Quase todos disseram
que sim. Alguns estavam cansados demais para responder. O corpo, o corpo, a
matéria. Como é bela a matéria, disse um deles, e os demais concordaram
soturnamente. Estavam desesperadamente velhos, constatei. Insisti: - Há mais
que isso, pessoal, há os sonhos, a força interna que deve ser constantemente
alimentada. Lembrem-se de Dom Quixote, que tinha mais de sessenta anos quando
saiu a cavalo para defender os pobres e oprimidos. É claro que o chamaram de
louco, mas o que importa? Um deles respondeu: - É por isso que quixotesco é
sinônimo de loucura.
E deram uma cansada
risada virtual. Estavam decididamente velhos, apalermadamente velhos. Nem a
loucura cultivavam mais. Afastei-me para não pegar a febre. Desliguei o
computador e eles desapareceram. Estava cansado, triste, abatido. As costas
doíam, o corpo se queixava. No espelho, a barriga apareceu primeiro, ostentosa.
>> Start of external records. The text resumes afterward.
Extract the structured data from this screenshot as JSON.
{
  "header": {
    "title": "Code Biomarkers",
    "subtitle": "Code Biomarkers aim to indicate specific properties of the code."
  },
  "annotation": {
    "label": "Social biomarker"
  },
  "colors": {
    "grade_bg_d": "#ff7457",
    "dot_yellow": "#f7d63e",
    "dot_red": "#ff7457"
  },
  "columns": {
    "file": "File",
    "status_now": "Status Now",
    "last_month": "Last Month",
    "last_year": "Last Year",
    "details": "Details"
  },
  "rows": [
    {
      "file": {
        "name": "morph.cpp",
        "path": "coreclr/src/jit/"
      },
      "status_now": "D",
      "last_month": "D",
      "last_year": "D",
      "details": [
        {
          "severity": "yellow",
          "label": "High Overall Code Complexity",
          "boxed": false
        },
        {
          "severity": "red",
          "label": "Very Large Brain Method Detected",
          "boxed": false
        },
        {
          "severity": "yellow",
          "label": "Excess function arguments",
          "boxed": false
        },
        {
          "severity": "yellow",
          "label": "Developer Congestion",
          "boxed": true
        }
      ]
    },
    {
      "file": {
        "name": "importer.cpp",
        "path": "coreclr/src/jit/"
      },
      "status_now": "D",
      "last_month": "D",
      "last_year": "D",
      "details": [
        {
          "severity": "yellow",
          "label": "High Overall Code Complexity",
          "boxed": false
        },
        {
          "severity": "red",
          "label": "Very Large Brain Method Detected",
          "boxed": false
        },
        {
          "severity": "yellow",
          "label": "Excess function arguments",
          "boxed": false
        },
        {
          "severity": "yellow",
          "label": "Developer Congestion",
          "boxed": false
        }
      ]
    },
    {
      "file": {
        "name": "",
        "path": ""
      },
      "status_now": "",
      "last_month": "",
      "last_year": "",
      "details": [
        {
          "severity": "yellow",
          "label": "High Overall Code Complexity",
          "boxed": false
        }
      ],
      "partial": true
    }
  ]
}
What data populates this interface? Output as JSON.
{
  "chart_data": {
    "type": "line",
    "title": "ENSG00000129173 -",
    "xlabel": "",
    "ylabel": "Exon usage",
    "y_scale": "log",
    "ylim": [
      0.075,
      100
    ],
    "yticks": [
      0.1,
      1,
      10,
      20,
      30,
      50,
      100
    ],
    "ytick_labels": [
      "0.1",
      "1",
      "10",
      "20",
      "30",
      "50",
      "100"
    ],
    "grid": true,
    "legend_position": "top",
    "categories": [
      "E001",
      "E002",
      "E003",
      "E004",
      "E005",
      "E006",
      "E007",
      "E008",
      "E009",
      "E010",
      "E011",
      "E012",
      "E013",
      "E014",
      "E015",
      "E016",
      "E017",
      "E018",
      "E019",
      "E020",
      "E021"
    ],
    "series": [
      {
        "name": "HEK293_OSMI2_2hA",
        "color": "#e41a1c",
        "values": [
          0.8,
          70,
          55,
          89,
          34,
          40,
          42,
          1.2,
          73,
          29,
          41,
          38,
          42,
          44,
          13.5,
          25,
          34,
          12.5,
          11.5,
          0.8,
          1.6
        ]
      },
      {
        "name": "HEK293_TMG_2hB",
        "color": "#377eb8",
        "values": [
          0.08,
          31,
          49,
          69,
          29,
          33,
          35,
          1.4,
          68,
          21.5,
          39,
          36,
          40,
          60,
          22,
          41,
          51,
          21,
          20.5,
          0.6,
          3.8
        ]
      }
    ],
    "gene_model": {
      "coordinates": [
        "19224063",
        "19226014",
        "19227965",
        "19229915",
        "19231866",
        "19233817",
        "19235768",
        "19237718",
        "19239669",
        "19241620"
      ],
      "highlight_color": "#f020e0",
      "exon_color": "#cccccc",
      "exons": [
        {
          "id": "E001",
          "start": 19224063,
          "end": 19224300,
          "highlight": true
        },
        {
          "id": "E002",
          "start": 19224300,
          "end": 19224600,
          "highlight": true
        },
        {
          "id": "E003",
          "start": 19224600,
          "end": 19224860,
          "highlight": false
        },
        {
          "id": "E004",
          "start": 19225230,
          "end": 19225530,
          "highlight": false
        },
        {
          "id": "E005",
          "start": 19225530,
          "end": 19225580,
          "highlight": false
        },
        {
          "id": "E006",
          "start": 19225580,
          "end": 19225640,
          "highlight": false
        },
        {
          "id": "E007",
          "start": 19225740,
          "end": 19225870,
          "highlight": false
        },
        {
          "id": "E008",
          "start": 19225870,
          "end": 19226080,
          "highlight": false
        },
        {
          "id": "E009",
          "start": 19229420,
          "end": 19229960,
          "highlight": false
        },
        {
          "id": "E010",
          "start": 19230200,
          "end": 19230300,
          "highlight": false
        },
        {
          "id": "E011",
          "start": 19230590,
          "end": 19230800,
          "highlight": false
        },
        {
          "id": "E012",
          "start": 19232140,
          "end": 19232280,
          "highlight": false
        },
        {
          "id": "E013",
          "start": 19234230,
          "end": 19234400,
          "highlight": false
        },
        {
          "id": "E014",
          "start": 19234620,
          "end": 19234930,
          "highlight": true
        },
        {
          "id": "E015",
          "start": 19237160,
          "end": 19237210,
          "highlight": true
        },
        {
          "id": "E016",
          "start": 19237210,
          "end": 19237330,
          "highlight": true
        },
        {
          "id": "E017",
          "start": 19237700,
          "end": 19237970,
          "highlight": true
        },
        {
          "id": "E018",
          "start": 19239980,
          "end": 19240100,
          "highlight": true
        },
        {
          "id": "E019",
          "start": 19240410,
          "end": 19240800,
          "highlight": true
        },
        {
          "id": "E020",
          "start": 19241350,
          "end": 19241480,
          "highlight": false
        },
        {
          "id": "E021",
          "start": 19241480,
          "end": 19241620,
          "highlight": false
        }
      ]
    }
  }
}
“Preciso fazer exercícios. Todos eles” - lembrei. Sorri para a barriga que me
respondeu com um piscar do seu inquieto olho umbilical. A noite avançava,
prometendo travessuras e novas e desafiantes personagens a pedir vida, muita
vida.
É verdade que o peso dos anos às vezes se faz sentir, e a tal da terceira idade nos é incutida diariamente quase como uma vida alheia do melhor que a mesma nos oferece. O corpo pode adoecer sim, mas somos "corpo e mente" e a última comanda a vida. Parabéns pela reflexão!